Taubira, who is divorced and a mother of four, is one of six children of a single mother who worked as a nurse’s aide. In 1978 she became an economics professor and from 1982 until 1985 she served as the director of Caricoop (Caribbean Confederation of Agricultural Cooperation), an organization that she founded. In 1993 Taubira was elected to the French National Assembly as the representative from Guyana and was reelected in 1997, 2002, and 2005. In 1994 she became a member of the European Parliament. In addition to her legislative work, in 2002 Taubira was the first person from the French Caribbean, as well as the first woman and the first person of color, to become a presidential candidate in France. One of the principal points of Taubira’s political program is the need for government to address the concerns of people of color, women, and others who have been excluded from the mainstream political systems.

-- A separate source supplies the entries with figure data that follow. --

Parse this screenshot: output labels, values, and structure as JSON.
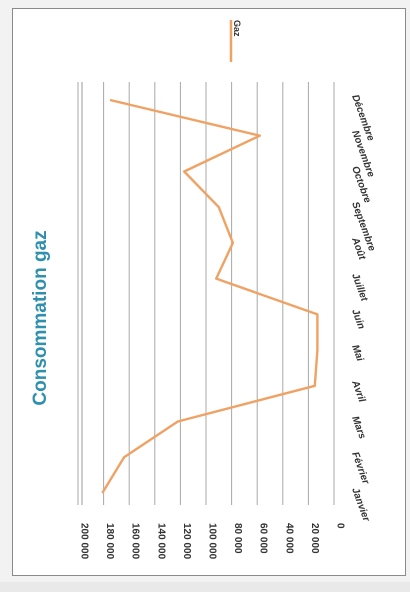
{
  "chart_data": {
    "type": "line",
    "title": "Consommation gaz",
    "categories": [
      "Janvier",
      "Février",
      "Mars",
      "Avril",
      "Mai",
      "Juin",
      "Juillet",
      "Août",
      "Septembre",
      "Octobre",
      "Novembre",
      "Décembre"
    ],
    "series": [
      {
        "name": "Gaz",
        "color": "#f0a264",
        "values": [
          181000,
          164000,
          122000,
          15000,
          13000,
          13000,
          92000,
          79000,
          90000,
          117000,
          58000,
          175000
        ]
      }
    ],
    "yticks": [
      "0",
      "20 000",
      "40 000",
      "60 000",
      "80 000",
      "100 000",
      "120 000",
      "140 000",
      "160 000",
      "180 000",
      "200 000"
    ],
    "ylim": [
      0,
      200000
    ],
    "grid": true,
    "legend_position": "top-right",
    "orientation": "rotated-90-clockwise"
  }
}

She has been called a “free electron” in politics because of her sometimes independent stances apart from party politics.
In 2001 Taubira was the principal author of the Taubira Law, which recognized the slave trade as a crime against humanity. Under this legislation the French government expressly recognized the dehumanizing impact of the transatlantic and Indian Ocean black slave trade and slavery that were practiced from the 15th century in the Americas, the Caribbean, the Indian Ocean, and Europe on African, Amerindian, Malagasy, and Indian populations. It declared the slave trade a crime against humanity. The Taubira Law requires school curricula and research projects in the fields of history and the social science to accord to the subjects of the black slave trade and slavery “the important place they deserve.” The law also further calls for “sites and actions” that will guarantee the perpetuation of the memory of this crime to future generations.
Some of Taubira’s most recent books address the place of blacks in French history and society. In L’Esclavage raconté à ma fille (Slavery Explained to My Daughter), Taubira discusses the history of French enslavement of Africans and their descendants and describes the moral, social, economic, and political effects of slavery that persist among the descendants of enslaved people. In Égalité pour les exclus: le politique face à l’histoire et à la mémoire colonials [Equality for the Excluded: Politics in View of Colonial History and Memory] Taubira considers the extent to which French politics takes into account French colonial history. In Mes météores: Combats politiques au long cours [My Meteors: Political Combat Over the Long Term], Taubira detailed her political journey.